The Laboratory’s multiyear foundational work in fiber composites is exemplary project showing how long-term investment in a particular technology can lead to its use in various applications. Over the last several years, the Laboratory’s research has increased the use of fiber composite materials in our programs and in many industrial applications. During this time, Livermore also established its advanced composite engineering facility to fabricate and manufacture fiber composite materials for broader applications. Designs for low-collateral-damage weapons such as the BLU-129/B would not have been possible without the continued investments and research efforts dedicated to fiber composites and explosives characterization. This ongoing work allows us to quickly address sponsor needs as they arise and deliver solutions to problems that demand almost immediate results. As noted in the feature article, the BLU-129/B warhead was completely fielded in record time: a mere 18 months.
Our sponsors depend on us to stay at the leading edge of technology advancement. We rely on our engineering technology leaders to have the vision for and knowledge of our mission to imagine what is possible in the future. Every year, we look at what technologies we are currently developing and what new ventures should be pursued to advance technologies for mission-related and sponsor-driven applications. The task is not an easy one, but it has yielded fruitful results over the years.
In late 2012, Laboratory Director Parney Albright outlined three key initiatives for Lawrence Livermore programs for 2013 and the immediate future: big data (supercomputing), materials development and manufacturing, and bioengineering systems. Under these initiatives, we are tasked with developing novel material compositions and integrating an advanced manufacturing strategy to produce certified parts and prototypes at Livermore. Our core competencies in computational and materials engineering have positioned the Laboratory to be a leader in accelerating the development and manufacture of advanced materials to meet the demands of our broad missions.
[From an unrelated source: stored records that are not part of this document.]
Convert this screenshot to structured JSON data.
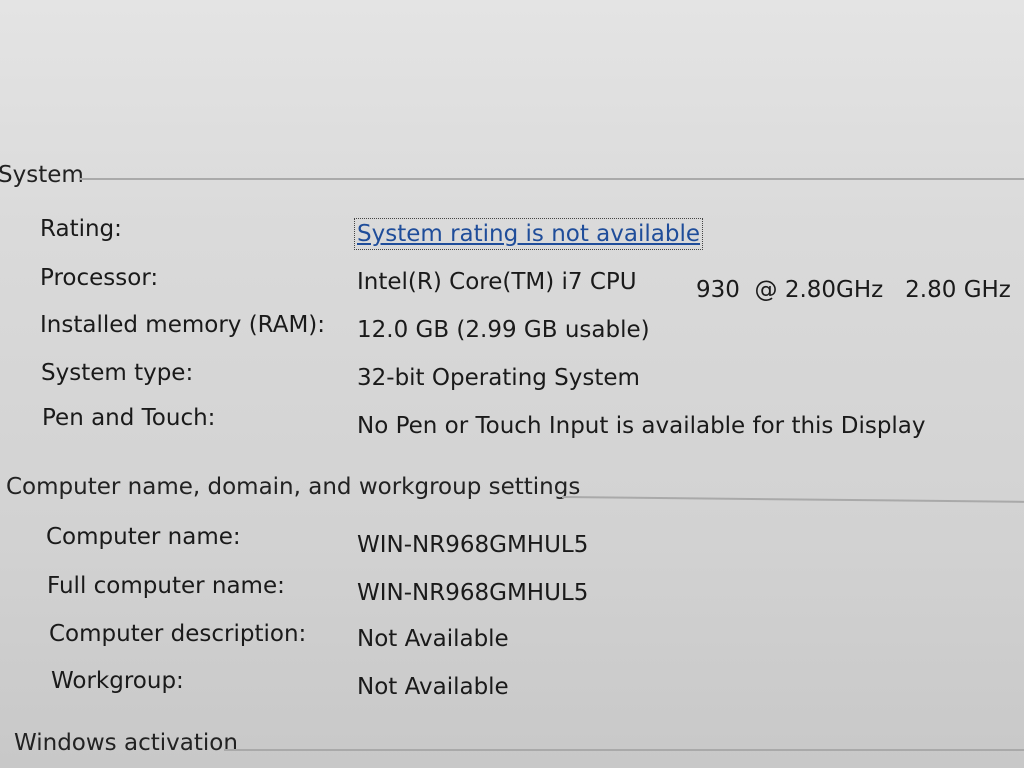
{
  "system": {
    "title": "System",
    "rows": [
      {
        "label": "Rating:",
        "value": "System rating is not available"
      },
      {
        "label": "Processor:",
        "value": "Intel(R) Core(TM) i7 CPU",
        "value_extra": "930  @ 2.80GHz   2.80 GHz"
      },
      {
        "label": "Installed memory (RAM):",
        "value": "12.0 GB (2.99 GB usable)"
      },
      {
        "label": "System type:",
        "value": "32-bit Operating System"
      },
      {
        "label": "Pen and Touch:",
        "value": "No Pen or Touch Input is available for this Display"
      }
    ]
  },
  "computer": {
    "title": "Computer name, domain, and workgroup settings",
    "rows": [
      {
        "label": "Computer name:",
        "value": "WIN-NR968GMHUL5"
      },
      {
        "label": "Full computer name:",
        "value": "WIN-NR968GMHUL5"
      },
      {
        "label": "Computer description:",
        "value": "Not Available"
      },
      {
        "label": "Workgroup:",
        "value": "Not Available"
      }
    ]
  },
  "activation": {
    "title": "Windows activation"
  }
}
As with the BLU-129/B project, we have successfully applied our expertise in large-scale, high-fidelity simulations and materials synthesis, characterization, and fabrication to predict the performance of engineering design and deliver reliable technologies to our sponsors.
Our continued investment in high-quality research and development work, coupled with our ability to anticipate future needs, has been an extremely successful recipe for success. Through scientific and engineering innovation, Livermore is embracing its role as a broad national security laboratory and becoming the “go-to” institution for meeting the diverse needs of our sponsors and the nation.